Les incendies et la qualité désastreuse de l’air ont toutefois réussi à éveiller la conscience collective. Difficile d’ignorer un phénomène aussi intense lorsque tout le monde en parle. C’est justement ce partage des connaissances, entre professionnels du plein air, scientifiques, Premières Nations et passionnés de nature, qui sera notre meilleure arme pour lutter contre les feux de forêts et les changements climatiques. Interdire l’accès à la nature et la laisser tranquille n’est pas la solution—au contraire. Le meilleur exemple? La plupart des feux sont déclenchés par la foudre et les températures de plus en plus chaudes et sèches.

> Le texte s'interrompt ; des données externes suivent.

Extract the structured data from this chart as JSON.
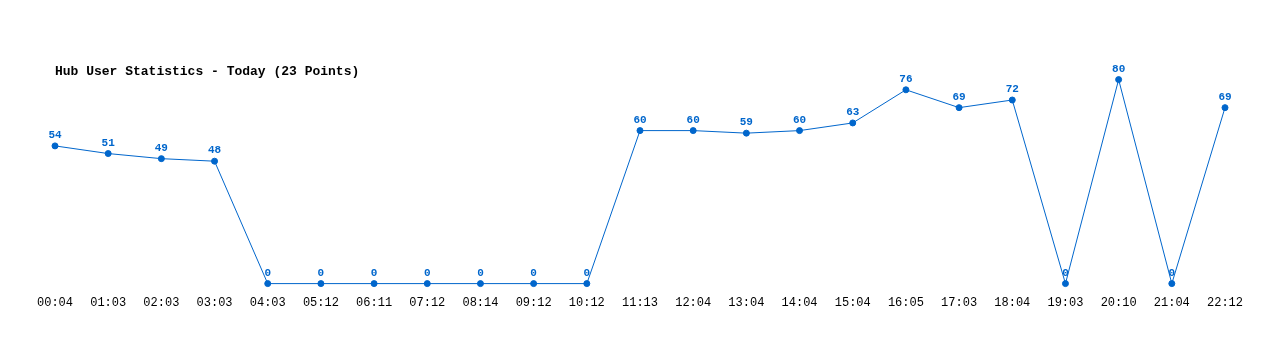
{
  "chart_data": {
    "type": "line",
    "title": "Hub User Statistics - Today (23 Points)",
    "categories": [
      "00:04",
      "01:03",
      "02:03",
      "03:03",
      "04:03",
      "05:12",
      "06:11",
      "07:12",
      "08:14",
      "09:12",
      "10:12",
      "11:13",
      "12:04",
      "13:04",
      "14:04",
      "15:04",
      "16:05",
      "17:03",
      "18:04",
      "19:03",
      "20:10",
      "21:04",
      "22:12"
    ],
    "series": [
      {
        "color": "#0066cc",
        "values": [
          54,
          51,
          49,
          48,
          0,
          0,
          0,
          0,
          0,
          0,
          0,
          60,
          60,
          59,
          60,
          63,
          76,
          69,
          72,
          0,
          80,
          0,
          69
        ]
      }
    ],
    "tick_labels": "x",
    "grid": false,
    "legend": false,
    "marker": "circle",
    "line_style": "solid",
    "data_labels": true
  }
}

Les incendies d’origine humaine diminuent, ce qui montre l’efficacité des campagnes de sensibilisation. Et puis, profiter du plein air de façon responsable est la simplicité même. 

« S’informer sur la région que nous allons visiter est essentiel, et il y a plein de ressources sur le web, souligne Nat Segal. Des applications comme AllTrails ou Gaia GPS peuvent être très utiles. J’aime aussi utiliser l’application Native Land, qui indique quel territoire ancestral nous allons visiter. Ensuite, il faut absolument connaître les conditions météo avant de partir, surtout pendant la saison des feux, qui peuvent forcer le déplacement des animaux ou la fermeture de certaines zones. Si un sentier est fermé afin d’encourager la régénérescence de la forêt touchée par des phénomènes naturels, respectez les limites et ne vous y aventurez pas. Finalement: soyez préparé à toute éventualité! Même si vous ne partez qu’en rando d’une journée, emportez suffisamment de nourriture, d’eau ainsi qu’une trousse de secours. Et ramenez absolument tout ce que vous emportez. » 

En 2024, la saison des feux de forêts s’annonce difficile. Il y a quand même un espoir que nous ayons appris des erreurs du passé, et que nous puissions ensemble concentrer nos efforts dans la conservation des espaces naturels. Il faut donc encourager les gens à s’informer, mais aussi à sortir, à randonner, à grimper, à skier, bref: à découvrir cette nature qu’il faut préserver. 

Impossible de vouloir protéger ce que l’on ne connaît pas.